No, this is not a contemporary backgammon set, but instead a measurement tool that I found tucked away at a castle in Switzerland. Why it this significant to us in counter fraud? Based on the research currently in circulation, my specific research as faculty for Colorado State Global, and consultations with dozens of companies, one of the most significant challenges facing our industry is the relative lack of awareness of the fraud problem. That is, there is no universal or consistent measurement of fraud, which makes it difficult to accurately measure and report on the problem. As an industry, on a global level, we do not have one specific agency that collects fraud data; each insurance company, state or federal agency, or any other organization must devise its own reporting protocol.
There are many companies that measure fraud by single occurrence; some measure by prosecution, some by exposure, and others by dollars collected, and the list continues. In an informal experiment I performed, I asked four auditors to review the same exact claim files for potential fraud. The reviewers were consistent with their percentage of identification; each identified 7 to 12 percent as suspicious, yet not one of the same claims was labeled as fraudulent by all four auditors! In other words, they all picked different claims as having fraudulent indicators. There also appears to be an interesting ripple effect when considering the relative efforts of fraud identification. If a company invests very little time and effort into detecting and attempting to quantify fraud, then little fraud will be uncovered, providing a false sense of the problem. If preventative strategies are based on a meager detection approach, then the company will undoubtedly have a false sense of security due to low detection results, which could be quite contrary to its true fraud exposure.
To illustrate this inconsistency, the following are several examples of data and measurement disparity based on my consultations. Company A measured fraud based on dollars saved; that is, its annual fraud result was measured by the total number of dollars saved as a result of its fraud investigations. When further inquiry into this monetary amount was requested, it was discovered that the measurement appeared to be based not on the amount that the fraud investigation actually saved, or recovered, but on the reserve of the claim file at the time it was transferred into the fraud unit. If claim 123 was transferred into the fraud investigations unit with a reserve of $50,000 aggregate for all exposures, then this fraud department took a savings of $50,000 for this file, regardless of the outcome of the actual investigation. Another company (B) would measure its fraud rate by the percentage of cases where fraud was proved, that is, claims that it can deny. Company C would measure its fraud rate by the number of cases that enter into the unit, regardless of whether fraud is proven, or the claim simply sent back to the claims department for payment. As we can see, there are many different methods to measure and track fraud, and each company and agency seems to have a different method for this process, a method that creates inconsistent data and a false sense of the true nature of the problem. Two large companies based internationally add a unique perspective to this topic. Both made a conscious decision to refrain from measuring and sharing their fraud rate and accompanied savings, as they feel it gives the appearance that they take pride in denying their valued policyholders, a message they do not desire to disseminate.

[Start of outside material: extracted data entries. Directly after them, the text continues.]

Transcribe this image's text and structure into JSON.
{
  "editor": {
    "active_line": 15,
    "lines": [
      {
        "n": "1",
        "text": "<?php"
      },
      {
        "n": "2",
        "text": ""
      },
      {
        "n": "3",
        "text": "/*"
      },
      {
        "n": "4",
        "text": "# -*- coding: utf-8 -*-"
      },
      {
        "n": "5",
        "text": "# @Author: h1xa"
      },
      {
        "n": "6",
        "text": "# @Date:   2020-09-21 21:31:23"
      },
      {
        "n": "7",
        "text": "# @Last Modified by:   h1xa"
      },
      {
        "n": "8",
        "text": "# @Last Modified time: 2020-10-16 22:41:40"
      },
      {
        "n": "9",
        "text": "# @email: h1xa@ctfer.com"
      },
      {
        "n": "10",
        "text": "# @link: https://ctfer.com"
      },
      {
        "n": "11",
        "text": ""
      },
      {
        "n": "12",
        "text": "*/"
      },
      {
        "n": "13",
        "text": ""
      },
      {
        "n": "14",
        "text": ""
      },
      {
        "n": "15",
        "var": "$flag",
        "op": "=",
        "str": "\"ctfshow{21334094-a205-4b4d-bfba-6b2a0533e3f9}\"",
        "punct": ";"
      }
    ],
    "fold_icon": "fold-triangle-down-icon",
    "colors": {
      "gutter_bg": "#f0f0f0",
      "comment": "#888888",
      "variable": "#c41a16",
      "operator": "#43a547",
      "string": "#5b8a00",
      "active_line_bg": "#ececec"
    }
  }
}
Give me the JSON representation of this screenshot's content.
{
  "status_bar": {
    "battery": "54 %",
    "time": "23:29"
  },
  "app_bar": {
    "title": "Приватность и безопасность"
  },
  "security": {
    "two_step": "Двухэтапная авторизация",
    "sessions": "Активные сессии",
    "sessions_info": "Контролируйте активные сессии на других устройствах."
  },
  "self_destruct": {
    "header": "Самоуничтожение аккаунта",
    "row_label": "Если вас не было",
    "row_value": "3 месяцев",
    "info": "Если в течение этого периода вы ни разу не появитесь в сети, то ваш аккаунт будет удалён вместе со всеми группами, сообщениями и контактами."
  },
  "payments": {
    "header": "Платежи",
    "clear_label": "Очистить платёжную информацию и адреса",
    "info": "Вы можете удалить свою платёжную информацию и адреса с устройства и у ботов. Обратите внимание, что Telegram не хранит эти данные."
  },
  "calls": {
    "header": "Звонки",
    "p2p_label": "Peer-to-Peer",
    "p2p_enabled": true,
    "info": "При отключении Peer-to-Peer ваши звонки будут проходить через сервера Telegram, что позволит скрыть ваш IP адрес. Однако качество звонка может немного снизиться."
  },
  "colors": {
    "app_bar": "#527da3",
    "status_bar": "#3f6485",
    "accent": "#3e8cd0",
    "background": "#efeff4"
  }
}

The point of discussing measurement inconsistency in fraud data is not to create a doom and gloom perspective, it is to bring awareness to the fact that one of the major problems we have facing us in the fight against fraud is the lack of a universal definition. This lack of common ground makes it difficult for us to accurately communicate our problem to others within the industry and also to legislators and the political arena. Thus, one of the specific strategies we can start to ponder as fraud fighters is a way to create a benchmark measurement of fraud by creating common definitions and a formula for fraud identification. The challenge here also lies with the release of sensitive, confidential corporate information across companies; many organizations are hesitant to release specific information as they fear it may violate corporate policy.
In order to successfully develop an effective counter fraud policy, one must have the correct measurements in place. Quite simply, we must be measuring the right thing! As we have discussed, flexibility with counter fraud efforts is needed in order to adapt to changing fraud schemes, and as such, the measurement parameters also need to be modified routinely as well. If our measurements are focused on arson rings in the automobile line of business, but current trends are showing spikes in commercial home arson, then we must adjust our parameters accordingly. In addition, we must understand that in order to be accurate, our measurements must be consistent. Retrieving and reviewing data from only a few months prior will not provide the information needed to accurately assess our system of controls. We need to be sensitive to this and understand that oftentimes we need to participate in a cycle of data collection (which could be a year, or more) in order to gain meaningful data for interpretation.
The main message to be delivered in regard to measurement is to take a critical view of how data is collected and what specific parameters of measurement are used. Information can be skewed, and the resulting data will provide a different view of the direction for effective counter fraud efforts. Data is the source of all effective preventative efforts, but be guarded in how it is collected before application.